No need to change the constitution to allow for terminations where there is a fatal foetal abnormality.
There are many cases of fatal foetal abnormality. We know there are enough for a Liverpool hospital to make special provision for Irish women in these circumstances. The current regime deprives women of a full consultation with their medical practitioners in Ireland. Those women who decide to travel they have to locate a hospital in another jurisdiction that will treat them. 90% of the Irish population support the right to terminations in instances of fatal foetal abnormality.
The case of D v Ireland highlighted the inappropriate nature of Irish abortion laws. D was pregnant with twins one of which had stopped developing after eight weeks the other had a severe chromosomal abnormality which meant the child would not survive. She terminated her pregnancy outside of the jurisdiction and took a case to the European Courts arguing that the failure to provide abortion services in the jurisdiction in a case of lethal foetal abnormality amounted to a failure to ensure that she was not subjected to ‘inhuman and degrading treatment’ under article 3. She argued that she was discriminated against as a pregnant woman carrying a foetus with a lethal abnormality as any other person would not have “encountered such difficulties in obtaining medical care and advice.”

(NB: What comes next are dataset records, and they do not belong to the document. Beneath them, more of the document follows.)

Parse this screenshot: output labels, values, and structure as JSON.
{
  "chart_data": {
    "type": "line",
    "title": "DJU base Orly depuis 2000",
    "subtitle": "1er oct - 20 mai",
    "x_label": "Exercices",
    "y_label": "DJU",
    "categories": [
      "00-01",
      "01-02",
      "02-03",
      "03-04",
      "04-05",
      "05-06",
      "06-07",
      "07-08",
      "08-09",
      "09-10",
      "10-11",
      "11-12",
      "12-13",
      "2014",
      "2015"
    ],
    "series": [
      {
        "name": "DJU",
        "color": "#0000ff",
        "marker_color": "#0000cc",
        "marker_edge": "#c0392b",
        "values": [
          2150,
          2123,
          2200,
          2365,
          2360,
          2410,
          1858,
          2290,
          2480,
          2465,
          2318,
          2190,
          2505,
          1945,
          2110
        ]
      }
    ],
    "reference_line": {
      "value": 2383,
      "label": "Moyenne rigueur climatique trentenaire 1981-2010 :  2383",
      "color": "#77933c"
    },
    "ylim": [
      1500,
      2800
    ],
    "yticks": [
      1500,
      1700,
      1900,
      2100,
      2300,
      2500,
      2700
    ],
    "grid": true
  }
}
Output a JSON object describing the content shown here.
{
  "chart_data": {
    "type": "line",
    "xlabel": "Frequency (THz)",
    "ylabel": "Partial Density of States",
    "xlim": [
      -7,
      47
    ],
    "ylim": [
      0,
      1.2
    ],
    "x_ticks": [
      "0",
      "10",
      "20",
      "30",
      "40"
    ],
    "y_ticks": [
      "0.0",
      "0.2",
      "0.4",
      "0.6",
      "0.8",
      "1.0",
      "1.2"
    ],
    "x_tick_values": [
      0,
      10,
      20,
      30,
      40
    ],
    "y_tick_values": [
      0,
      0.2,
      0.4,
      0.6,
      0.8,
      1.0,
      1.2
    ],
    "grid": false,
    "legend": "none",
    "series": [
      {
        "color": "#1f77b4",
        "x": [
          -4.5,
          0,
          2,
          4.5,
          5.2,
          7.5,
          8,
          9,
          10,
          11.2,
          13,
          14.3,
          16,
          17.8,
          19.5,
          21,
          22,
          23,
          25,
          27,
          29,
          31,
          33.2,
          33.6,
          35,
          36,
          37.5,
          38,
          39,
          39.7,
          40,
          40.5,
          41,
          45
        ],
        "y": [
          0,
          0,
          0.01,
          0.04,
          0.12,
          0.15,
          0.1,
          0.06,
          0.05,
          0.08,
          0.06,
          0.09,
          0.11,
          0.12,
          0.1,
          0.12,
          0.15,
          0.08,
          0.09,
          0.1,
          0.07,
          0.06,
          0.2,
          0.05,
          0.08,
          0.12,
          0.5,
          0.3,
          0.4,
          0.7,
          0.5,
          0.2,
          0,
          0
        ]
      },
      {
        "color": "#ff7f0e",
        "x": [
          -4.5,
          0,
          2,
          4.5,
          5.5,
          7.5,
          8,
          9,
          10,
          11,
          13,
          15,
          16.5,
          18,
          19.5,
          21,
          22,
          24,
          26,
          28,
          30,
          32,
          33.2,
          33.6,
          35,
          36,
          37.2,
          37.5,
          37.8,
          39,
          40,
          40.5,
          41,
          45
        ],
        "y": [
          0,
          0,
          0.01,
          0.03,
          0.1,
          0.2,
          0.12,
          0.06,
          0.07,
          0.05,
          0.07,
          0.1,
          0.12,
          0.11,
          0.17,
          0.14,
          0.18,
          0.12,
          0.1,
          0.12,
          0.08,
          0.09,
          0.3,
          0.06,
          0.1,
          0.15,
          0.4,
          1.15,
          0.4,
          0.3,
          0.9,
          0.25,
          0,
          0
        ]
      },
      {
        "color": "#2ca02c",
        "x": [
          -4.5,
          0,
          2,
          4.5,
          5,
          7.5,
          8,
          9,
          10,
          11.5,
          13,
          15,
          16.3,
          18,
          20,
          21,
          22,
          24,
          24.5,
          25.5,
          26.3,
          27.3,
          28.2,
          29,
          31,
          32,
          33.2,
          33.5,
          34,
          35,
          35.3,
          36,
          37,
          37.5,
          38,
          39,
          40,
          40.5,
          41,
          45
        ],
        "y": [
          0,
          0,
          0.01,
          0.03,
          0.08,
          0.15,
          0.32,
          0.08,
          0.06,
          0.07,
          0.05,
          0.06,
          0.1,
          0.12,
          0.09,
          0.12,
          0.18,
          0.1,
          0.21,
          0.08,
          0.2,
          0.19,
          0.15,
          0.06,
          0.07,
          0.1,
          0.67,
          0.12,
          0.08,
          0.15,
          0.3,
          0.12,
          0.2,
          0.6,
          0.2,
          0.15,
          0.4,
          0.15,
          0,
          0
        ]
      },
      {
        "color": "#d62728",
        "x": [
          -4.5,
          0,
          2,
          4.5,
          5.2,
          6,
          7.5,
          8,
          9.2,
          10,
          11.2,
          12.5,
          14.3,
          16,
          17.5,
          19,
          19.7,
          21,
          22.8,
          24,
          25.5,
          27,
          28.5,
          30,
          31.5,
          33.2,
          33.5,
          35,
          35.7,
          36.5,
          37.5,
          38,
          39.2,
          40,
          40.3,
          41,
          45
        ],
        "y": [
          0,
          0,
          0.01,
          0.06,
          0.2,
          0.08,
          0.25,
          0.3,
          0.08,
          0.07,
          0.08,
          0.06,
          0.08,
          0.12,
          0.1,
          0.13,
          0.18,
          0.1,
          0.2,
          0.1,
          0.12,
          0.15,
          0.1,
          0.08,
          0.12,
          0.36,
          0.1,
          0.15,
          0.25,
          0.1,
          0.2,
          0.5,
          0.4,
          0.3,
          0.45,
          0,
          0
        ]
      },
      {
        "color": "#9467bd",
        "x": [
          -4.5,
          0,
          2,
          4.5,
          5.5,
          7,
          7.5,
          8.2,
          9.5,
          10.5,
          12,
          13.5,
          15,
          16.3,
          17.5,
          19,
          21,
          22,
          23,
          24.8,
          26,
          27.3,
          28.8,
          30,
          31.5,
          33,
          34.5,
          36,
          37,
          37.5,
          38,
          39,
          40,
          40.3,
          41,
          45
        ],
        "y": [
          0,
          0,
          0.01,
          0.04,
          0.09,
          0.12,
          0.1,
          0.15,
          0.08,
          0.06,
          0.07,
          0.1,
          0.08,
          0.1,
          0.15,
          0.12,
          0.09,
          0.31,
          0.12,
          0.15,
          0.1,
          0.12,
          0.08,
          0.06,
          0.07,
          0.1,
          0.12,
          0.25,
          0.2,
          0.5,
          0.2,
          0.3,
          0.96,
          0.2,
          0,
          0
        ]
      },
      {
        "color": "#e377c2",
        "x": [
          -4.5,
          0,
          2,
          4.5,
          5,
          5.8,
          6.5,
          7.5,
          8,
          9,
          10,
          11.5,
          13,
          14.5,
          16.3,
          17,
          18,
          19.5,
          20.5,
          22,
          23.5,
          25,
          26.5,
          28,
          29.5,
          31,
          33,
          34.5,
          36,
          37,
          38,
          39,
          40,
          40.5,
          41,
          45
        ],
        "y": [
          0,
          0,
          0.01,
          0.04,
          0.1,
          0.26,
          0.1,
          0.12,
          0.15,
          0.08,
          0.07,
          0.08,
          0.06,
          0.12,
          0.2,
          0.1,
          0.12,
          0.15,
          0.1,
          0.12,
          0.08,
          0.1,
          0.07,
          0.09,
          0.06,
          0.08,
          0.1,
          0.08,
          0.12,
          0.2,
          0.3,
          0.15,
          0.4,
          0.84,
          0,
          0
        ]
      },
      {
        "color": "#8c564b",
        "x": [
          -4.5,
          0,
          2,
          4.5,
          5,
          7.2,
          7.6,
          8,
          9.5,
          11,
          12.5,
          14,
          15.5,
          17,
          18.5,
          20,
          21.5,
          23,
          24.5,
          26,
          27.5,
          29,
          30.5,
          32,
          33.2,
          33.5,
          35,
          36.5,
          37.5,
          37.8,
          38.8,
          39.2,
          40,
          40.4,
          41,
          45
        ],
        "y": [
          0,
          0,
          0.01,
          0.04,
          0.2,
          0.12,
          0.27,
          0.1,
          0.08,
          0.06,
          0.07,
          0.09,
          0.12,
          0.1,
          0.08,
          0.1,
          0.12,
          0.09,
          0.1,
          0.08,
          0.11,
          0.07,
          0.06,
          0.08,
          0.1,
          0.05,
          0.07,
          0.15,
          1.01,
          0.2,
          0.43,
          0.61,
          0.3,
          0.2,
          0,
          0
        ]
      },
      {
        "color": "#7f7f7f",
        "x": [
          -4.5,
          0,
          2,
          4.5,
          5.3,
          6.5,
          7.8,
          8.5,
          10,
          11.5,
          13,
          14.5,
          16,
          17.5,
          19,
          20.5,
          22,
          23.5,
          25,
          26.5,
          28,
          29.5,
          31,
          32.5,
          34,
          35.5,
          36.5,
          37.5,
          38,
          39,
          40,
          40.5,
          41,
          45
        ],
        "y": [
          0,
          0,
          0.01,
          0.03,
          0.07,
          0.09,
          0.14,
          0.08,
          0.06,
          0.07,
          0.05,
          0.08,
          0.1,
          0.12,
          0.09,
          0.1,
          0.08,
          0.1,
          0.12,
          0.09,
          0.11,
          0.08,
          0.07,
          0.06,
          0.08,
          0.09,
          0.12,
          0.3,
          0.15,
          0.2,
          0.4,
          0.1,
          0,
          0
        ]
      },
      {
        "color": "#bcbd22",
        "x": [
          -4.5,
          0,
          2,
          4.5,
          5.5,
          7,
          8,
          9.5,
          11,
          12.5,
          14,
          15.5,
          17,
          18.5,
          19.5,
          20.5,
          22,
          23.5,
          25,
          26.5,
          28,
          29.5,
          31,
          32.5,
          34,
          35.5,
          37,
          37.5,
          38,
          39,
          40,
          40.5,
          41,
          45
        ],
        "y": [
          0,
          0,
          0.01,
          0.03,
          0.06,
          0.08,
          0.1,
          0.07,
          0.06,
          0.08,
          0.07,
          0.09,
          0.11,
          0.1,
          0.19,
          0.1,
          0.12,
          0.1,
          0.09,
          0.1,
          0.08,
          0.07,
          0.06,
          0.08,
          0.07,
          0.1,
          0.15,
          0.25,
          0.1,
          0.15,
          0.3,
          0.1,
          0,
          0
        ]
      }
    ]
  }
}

There is no need to repeal the 8th Amendment. The Irish governments own argument in D v Ireland at the European Court of Human Rights 2006 bear this out, where the court found:
“There was ‘at least a tenable’ argument which would be seriously considered by the domestic courts to the effect that the foetus was not an ‘unborn’ for the purposes of Article 40.3.3 or that, even if it was an ‘unborn’, its right to life was not actually engaged as it had no prospect of life outside the womb.”
It was on these grounds, argued by the Irish government – that an Irish court might rule that a woman should not be denied the right to abortion in D’s circumstances – that the European Court of Human Rights dismissed Deirdre Conroy’s case: she had not exhausted all domestic avenues.
Thus the Irish government’s argument in D v Ireland was that termination on grounds of fatal foetal abnormality was constitutionally permissible.
Alex White and Alan Shatter must stop hiding behind the unpublished opinion of the Attorney General. Publish the Attorney General’s opinion – which is disputed by other legal experts and by the legal arguments of the previous Irish government – including presumably, the Attorney General of the time. Reilly’s Act can be amended to permit terminations on grounds of fatal foetal abnormality.